The City Battalions crossed to France in November 1915 and soon found themselves in the front line, and taking casualties. They needed men from the Reserve Battalions. Charles was sent to France on the 20th February 1916. He joined B Company of the 18th Battalion on the 17th March. At the time they were based near Vaux in the Somme sector.
During the first half of 1916 the 18th Battalion trained to take part in the Somme Offensive. When this began on the 1st July the battalion attacked towards the village of Montauban.
The attack went well; the 18th Battalion captured Montauban and began the work needed to hold it against a German counterattack. The day had not been without danger though. A German machine gun was able to kill or wound around 100 members of the battalion. Charles was shot through the left foot during the fighting. We don't know whether he was wounded by this machine gun, or in some other way.

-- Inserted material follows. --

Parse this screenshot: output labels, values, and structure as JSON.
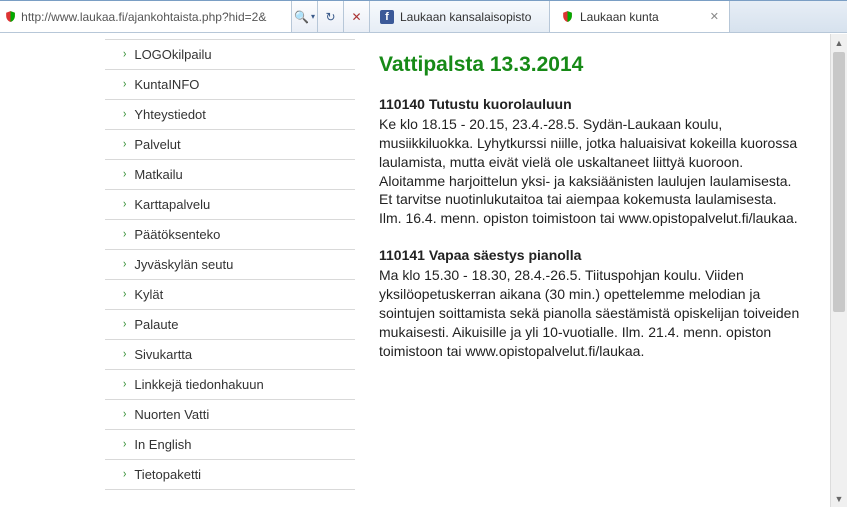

After treatment in France, Charles was returned to the UK on the 8th. He was sent to Edmonton War Hospital in Middlesex. He was discharged after 16 days and sent home on leave until the 3rd September. His address was 128 Newbank Street in Longsight, Manchester.

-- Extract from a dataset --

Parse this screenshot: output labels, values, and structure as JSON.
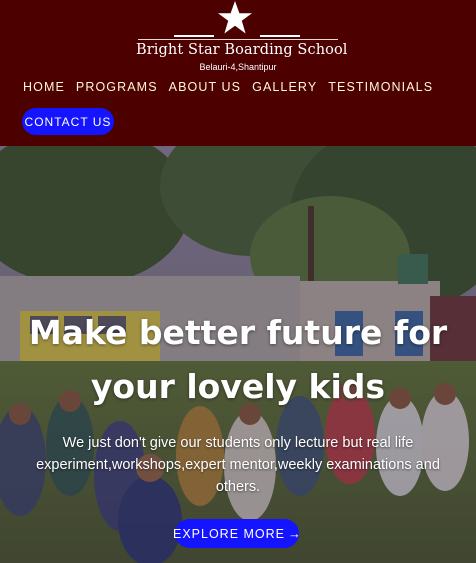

At home Charles was able to see his new daughter, Gertrude. She had been born on the 15th May 1916.
On the 22nd September Charles was posted to the 3rd Battalion of the Manchester Regiment. This was a training unit. He must have been classed as unfit for active service though, as a week later he was transferred to the 2nd Garrison Battalion of the Lincolnshire Regiment. This was based at North Coates near Grimsby in Lincolnshire. It was made up of men who were able to guard areas of the country, but could not stand up to front line soldiering.

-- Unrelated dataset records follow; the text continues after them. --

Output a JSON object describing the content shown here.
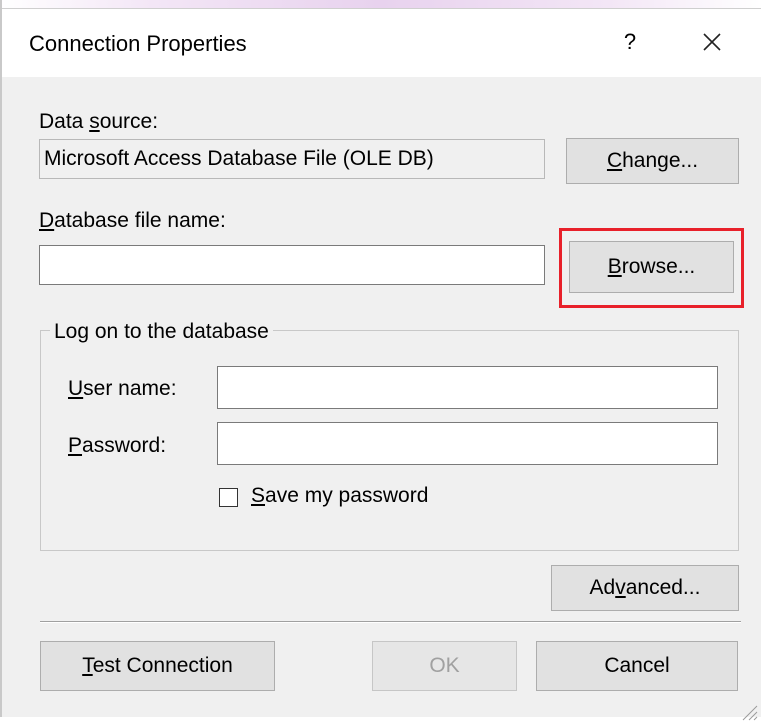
{
  "dialog": {
    "title": "Connection Properties",
    "help_label": "?"
  },
  "data_source": {
    "label_pre": "Data ",
    "label_ul": "s",
    "label_post": "ource:",
    "value": "Microsoft Access Database File (OLE DB)",
    "change_ul": "C",
    "change_post": "hange..."
  },
  "database_file": {
    "label_ul": "D",
    "label_post": "atabase file name:",
    "value": "",
    "browse_ul": "B",
    "browse_post": "rowse..."
  },
  "logon": {
    "legend": "Log on to the database",
    "username_ul": "U",
    "username_post": "ser name:",
    "username_value": "",
    "password_ul": "P",
    "password_post": "assword:",
    "password_value": "",
    "save_password_ul": "S",
    "save_password_post": "ave my password",
    "save_password_checked": false
  },
  "advanced": {
    "pre": "Ad",
    "ul": "v",
    "post": "anced..."
  },
  "footer": {
    "test_ul": "T",
    "test_post": "est Connection",
    "ok_label": "OK",
    "cancel_label": "Cancel"
  },
  "colors": {
    "highlight": "#e8202a",
    "dialog_bg": "#f0f0f0",
    "button_bg": "#e1e1e1"
  }
}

Sadly Gertrude died of bronchitis on the 14th February 1917, aged just 8 months. Her mother was with her when she died, and registered her death.
Charles returned to the Manchester Regiment on the 5th March 1917. After a short period with the 3rd Battalion he was returned to France on the 9th May. He joined D Company of the 17th Battalion. This suggests either Charles had recovered from his wound or he had been reclassified by the Army.
Shortly after Charles joined them the 17th Battalion left France and moved north to the Ypres area of Belgium. They then took part in preparations for the Passchendaele Offensive, which was scheduled to begin on the 31st July. The battalion was split into working parties that carried out jobs such as construction and excavation.
Although he doesn't seem to have spent much time in the front line, Charles was not safe. On the 30th June he was shot in the left shoulder, the left hand and the left leg. In early November he was evacuated to the UK.
Charles spent 25 days in Weymouth Military Hospital in Dorset. He was discharged on the 30th November and sent home on leave until the 10th December. His family now lived at 84 Newbank Street.
By the end of the year it was clear that Charles would never recover enough to return to duty. He was discharged as 'no longer physically fit for war service' on the 4th February 1918. He was awarded a Silver War Badge, with serial number 326214, to show that his discharge was honourable.
When he was discharged Charles was awarded a pension of 7 shillings and 6 pence (7/6) for 4 weeks. This was then reduced to 5/6 for the next 48 weeks. It would be reviewed at the end of this time, but we don't know whether Charles continued to receive money.
We don't know anything else about Charles' life. We believe he and Gertrude had 2 more children; Louisa between July and September 1919 and Ivy between January and March 1923.
Gertrude died between January and March 1951, aged 63. Charles lived for another 19 years and died aged 79 in 1970.
Charles' medals were donated to the Museum of the Manchester Regiment in around 1960.